The contagion effect: How bribery and corruption spreads

Bribery is a stubborn scourge in many countries that undermines economies and promulgates inequality. It persists despite the usual response of applying tough sanctions against both the officials who accept bribes and those who offer them. Is bribery “contagious”?

New research from Monash Business School has demonstrated for the first time the existence of a “contagion effect” in relation to corruption, where the prevalence of bribery among officials in a country determines whether a citizen offers a bribe, rather than the risk of sanctions.

“Just knowing bribes are common in a country will induce more people to offer bribes even though the risks remain the same,” says Monash Business School Professor Klaus Abbink, who carried out the research with colleague Professor Lata Gangadharan.

Currently in most countries, both the bribe taker and giver are punished. But even when countries with corruption problems adopt tougher penalties, bribery continues to flourish.

Both economists wanted to test the idea that corruption could be contagious in an environment where bribe-giving and receiving had become normalised. However, they faced a problem.

“Bribery is extremely hard to research in the field as no one wants to admit to taking or offering bribes,” says Professor Abbink, a behavioural and experimental economist who has studied the relationship between corruption and reciprocity.

Recreating corruption

So the two researchers and their research team developed a laboratory experiment designed to mimic a common bribery situation.

They went to Argentina, which has a long history of corruption and gathered 426 participants from the Universidad Nacional del Sur, Bahia Blanca, Argentina. Argentina is ranked 107 out of 175 in the 2014 Corruption Perception Index.

Participants played a game where they were assigned the role of a “firm” or “official”. The firm could offer a set private payment – or bribe – to an official who could accept or reject the offer.

They were told that collusion between the firm and official would earn both parties some extra money at the expense of a non-governmental conservation organization.

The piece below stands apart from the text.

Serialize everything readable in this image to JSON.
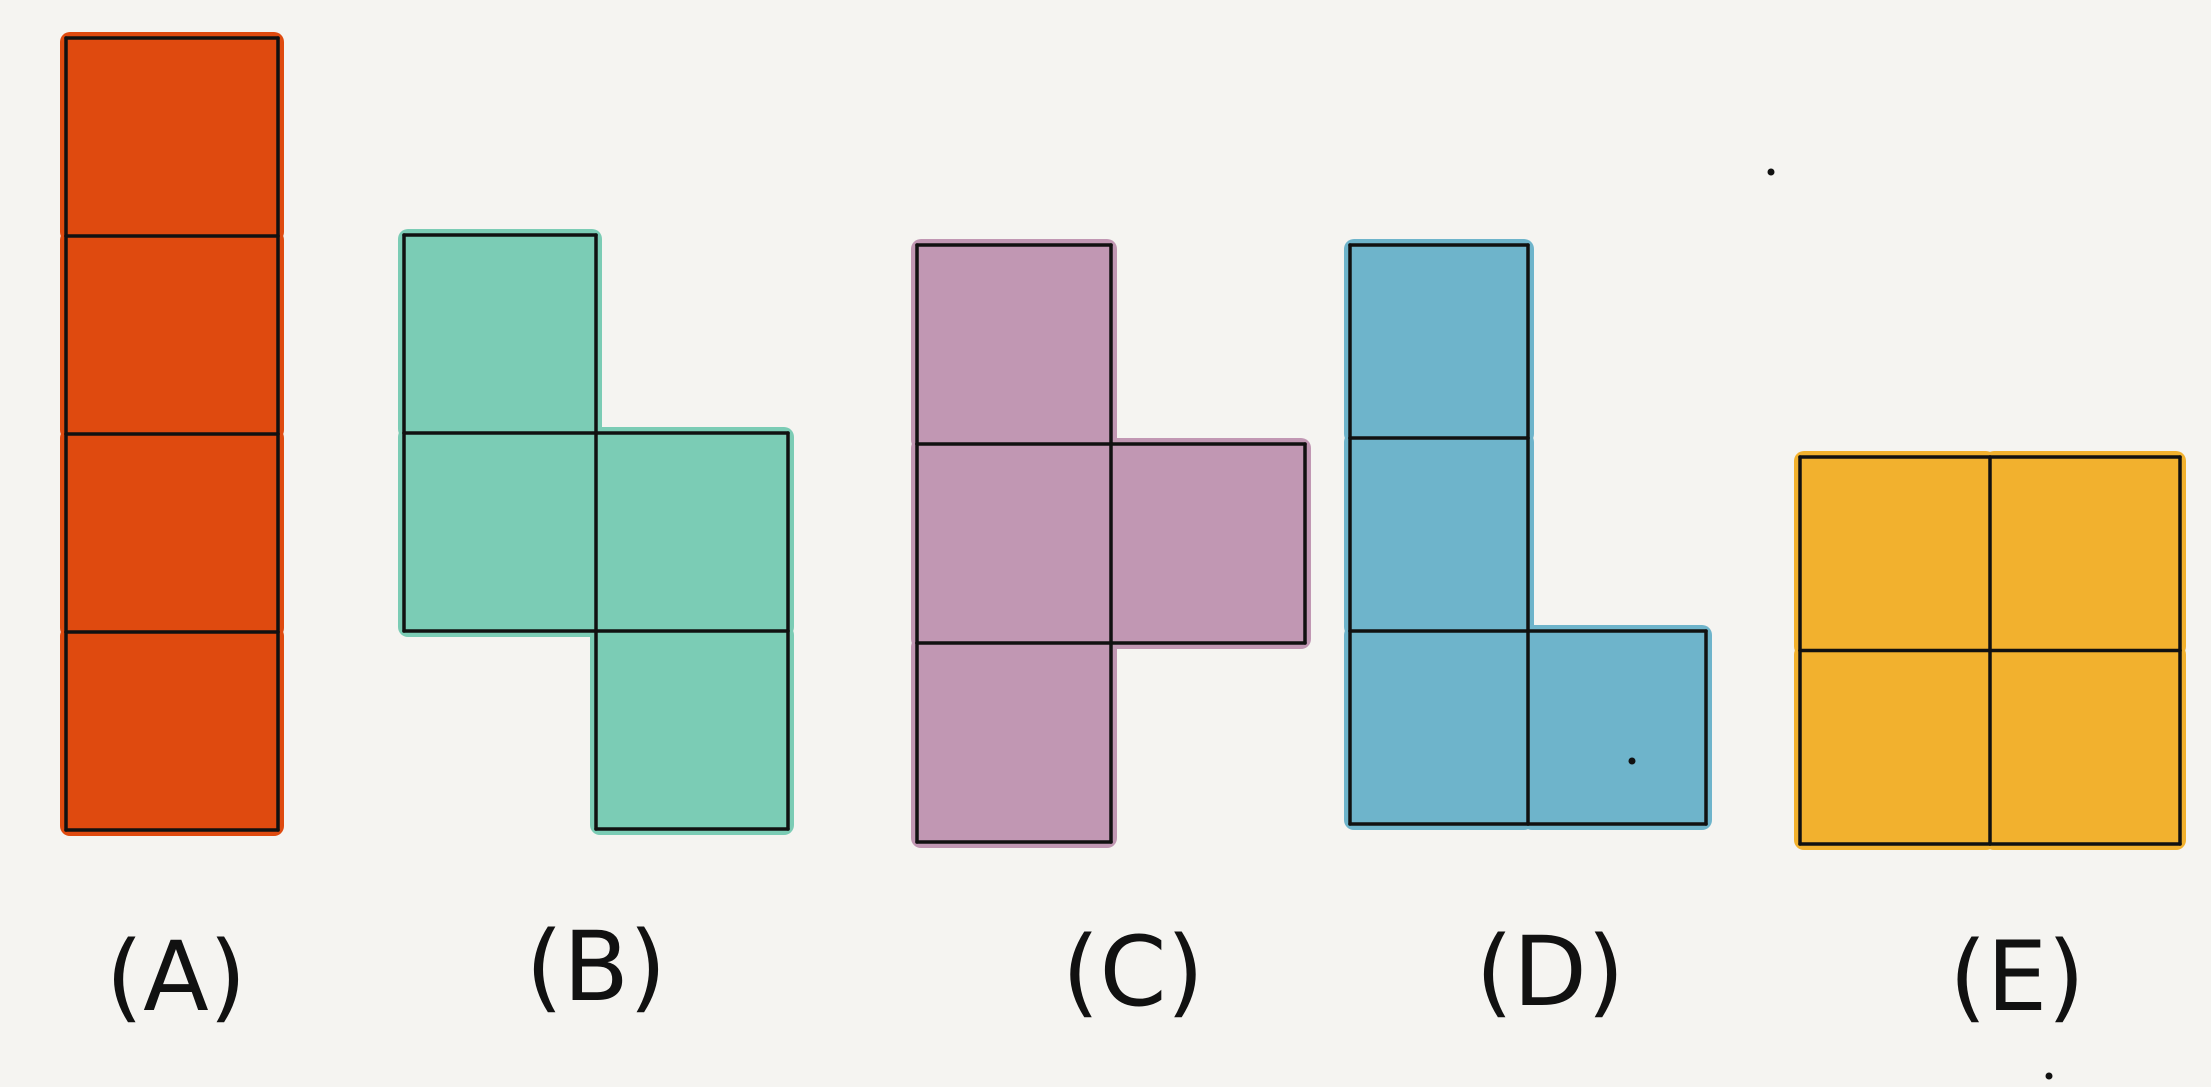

After this round, officials were then divided into groups based on whether they had been corrupt or honest. They were then paired with new “firms” who were told whether they were matched with the corrupt or honest group.

The results revealed that participants in the role of firms were sensitive to the information about what was typical behavior by the public officials.

“We found that participants who knew they were interacting with a partner from a group with a majority of corrupt (as opposed to honest) partners offered twice as many bribes,” says Professor Abbink.

The effect of sanctions – or punishments – was found not to be significant. The research shows that it is important for anti-bribery campaigners to ‘denormalise’ bribery rather than simply imposing tougher sanctions.

When bribery is ‘normal’

Understanding whether bribe taking was “normal” outweighed any factor such as the gender of participants, their economic status, whether they were enrolled in a business degree or whether they had experienced corruption personally in terms of whether they were likely to offer a bribe.

The Transparency International Corruption Perception Index shows there is a tendency for less developed countries to be more corrupt than developed ones. However, this research shows why there are still substantial differences in corruption levels across countries in Latin America that all still have similar development levels.

The research follows a 2014 joint research paper Letting the Briber Go Free – An Experiment on Mitigating Harassment Bribes, by Professor Abbink and Professor Gangadharan, with Indian School of Business economist Tarun Jain and Fordham University’s Utteeyo Dasgupta.

The paper explored the argument put forward by former World Bank chief economist Professor Kaushik Basu that only public officials who take bribes should be punished rather than the citizen seeking a service.

The research shows that bribery can be reduced up to 35 per cent by not punishing the bribe-giver. Professor Basu recently highlighted the research findings when he visited Monash Business School in November 2016 to give a visiting lecture.

Professor Abbink argues the work points to the need for a rethink on how we deal with corruption.

Bribes may be paid by citizens or firms to receive favours in contracts or services from public officials. In some countries they are also exchanged for delivering services such as admission to public hospitals or for passport approvals.

In countries such as India, citizens are placed in a dilemma when faced by a bribe demand from officials.

If a citizen does not comply it may result in considerable inconvenience or loss due to the delay in the service, while if they do pay they are still legally culpable.

Professor Abbink is also leading a team from Monash Business School to investigate how informal sanctions enforce compliance with social norms.

The project, awarded an ARC research grant, is designed to assist in developing effective policies to curtail harmful behaviour such as so-called “honour” killings or religious-driven violence.